Okay, so I am very tired and I have decided to heck with my film noir topic, I'm doing an informative speech on hedgehogs. Now, what should the specific topic be? What would be most interesting?


----------



## Brillosmom (Aug 28, 2010)

EryBee said:


> Okay, so I am very tired and I have decided to heck with my film noir topic, I'm doing an informative speech on hedgehogs. Now, what should the specific topic be? What would be most interesting?
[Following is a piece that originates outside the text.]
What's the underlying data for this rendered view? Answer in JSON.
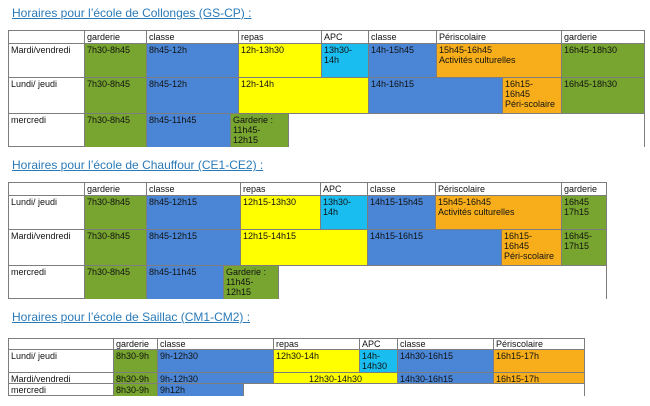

I too have to do an informative speech! I thought the same thing, I was going to do it on hedgehogs, but then she dropped the bomb and said it had to be news related  :twisted: 
I would inform people about their care and where they are from.


----------



## LizardGirl (Aug 25, 2008)

The history of them as pets in north america would be fun, or maybe something on anatomy (quills, muscle system for quills, etc). Not sure... I'm always hesitant to mention them, especially in front of large quantities of stupid people (LOL), so I'd steer away of too much on care unless you emphasize the expenses, heating, vet bills, in general make them sound very high maintenance to ward off impulse people.

If you do want info on history you can PM me, I've talked to several people who were around or have talked to people that were around during importation and the beginning of them as pets here. There isn't a ton of info but I can help you with what I have.


----------



## EryBee (May 23, 2010)

Thanks for the ideas! I started thinking along the anatomy lines, then along the habits topic, and right now I've decided on Eating Habits...it could change. But I think I'll focus more on wild hedghogs, that way it won't turn into me showing off photos of my hedgie and being ridiculous


----------



## PJM (May 7, 2010)

That's what we're here for! Showing off pictures of our hedgies & being ridiculous!! :lol: 

Brillosmom - if it has to news related, how about something like the take down of that horrible breeding place in Tx? Eh. The only thing I could think of.


----------



## PJM (May 7, 2010)

You know, you could probably even interview a couple people who have taken in rescues. ?


----------